訳あり錬金術師と翼を持つ少年の錬金術をめぐる非日常な日常。

 錬金術師と聞いて、みなさんはどんなイメージを持たれるでしょうか?

 いろいろな素材を集めて不思議なものを創り出す。そんな淡いイメージはありつつも、その作業風景や日常は想像しにくかったりもするのではないでしょうか。

 この物語では、ちょっと訳ありな錬金術師テュエンと、翼を持つ少年レムファクタが出会うさまざまな人々や事件を、錬金術というその不可思議な技を中心に据え、真っ向から描いています。

 この物語の素晴らしいところは、その不可思議な技や世界観がごく自然に生活の一部として描かれていて、店を訪れた客が身につけていたメダリオンに触れ、この世界には錬金術を学ぶ大学があることが伝わってきたり、ちょっと厄介な客がもちこんだ依頼をテュエンが錬金術を解決することで、この世界では錬金術がどのようなものなのかを、まるでそこにある当たり前のもののように感じることができます。

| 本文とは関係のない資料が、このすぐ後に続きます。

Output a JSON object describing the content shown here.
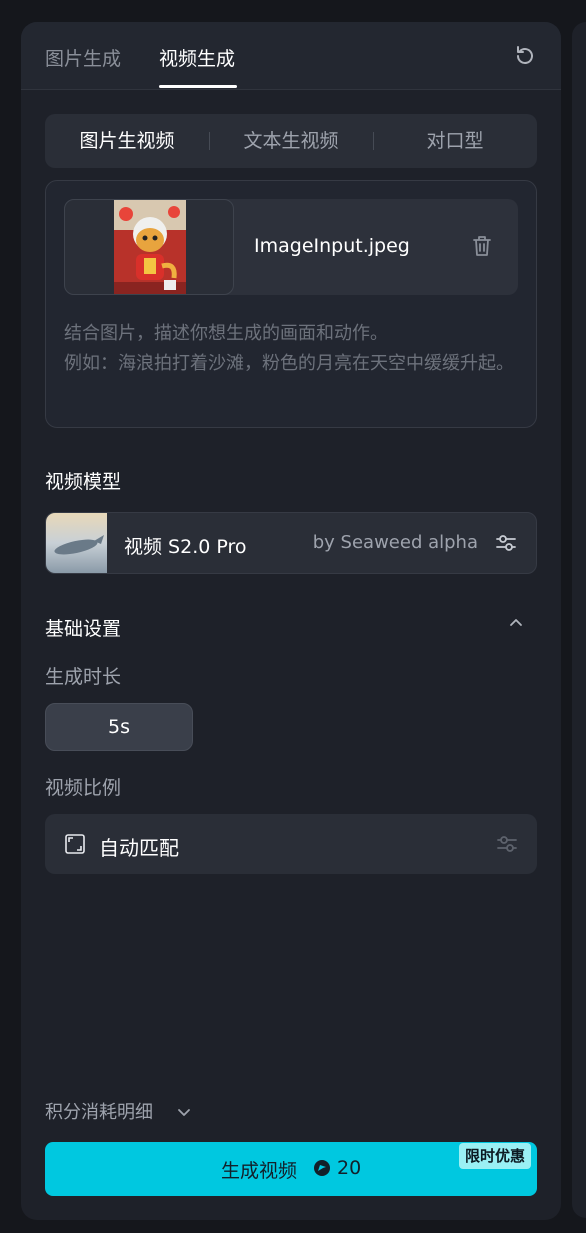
{
  "tabs": {
    "image_gen": "图片生成",
    "video_gen": "视频生成",
    "active": "视频生成"
  },
  "icons": {
    "reset": "refresh-icon",
    "trash": "trash-icon",
    "settings": "sliders-icon",
    "collapse": "chevron-up-icon",
    "expand": "chevron-down-icon",
    "ratio": "aspect-ratio-icon",
    "points": "credit-icon"
  },
  "mode": {
    "items": [
      "图片生视频",
      "文本生视频",
      "对口型"
    ],
    "active": "图片生视频"
  },
  "upload": {
    "file_name": "ImageInput.jpeg",
    "prompt_line1": "结合图片，描述你想生成的画面和动作。",
    "prompt_line2": "例如：海浪拍打着沙滩，粉色的月亮在天空中缓缓升起。"
  },
  "model": {
    "section_title": "视频模型",
    "name": "视频 S2.0 Pro",
    "by": "by Seaweed alpha"
  },
  "basic": {
    "section_title": "基础设置",
    "duration_label": "生成时长",
    "duration_value": "5s",
    "ratio_label": "视频比例",
    "ratio_value": "自动匹配"
  },
  "footer": {
    "points_detail": "积分消耗明细",
    "generate_label": "生成视频",
    "cost": "20",
    "badge": "限时优惠"
  },
  "colors": {
    "accent": "#00c8e0",
    "panel": "#1e2129",
    "badge": "#9af0f4"
  }
}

 そして物語の中心となる錬金術、その素材の名前——星鉄鋼や夜想菫、白鷹草など——だけでも、もうワクワクしてしまうのですが、日常風景だけでなく、悪鬼ゴブリンや喰屍鬼グール、ドワーフの遺跡やエルフ文字なども登場し、これでもかとファンタジー要素がぎゅぎゅっと詰め込まれています。

 子供の頃、『はてしない物語』やさまざまなファンタジーの物語でその世界に浸って楽しんでいた人も多いのではないでしょうか。そんな方には特におすすめの、鮮やかで深い、ここではないどこかの、けれどとてもリアルな世界の物語。

 複数エピソードで構成される一話完結型なので、まずは第一話だけでも!
 美しい描写と、魅力的な登場人物たちが織りなすこの物語の虜になること間違いなしです!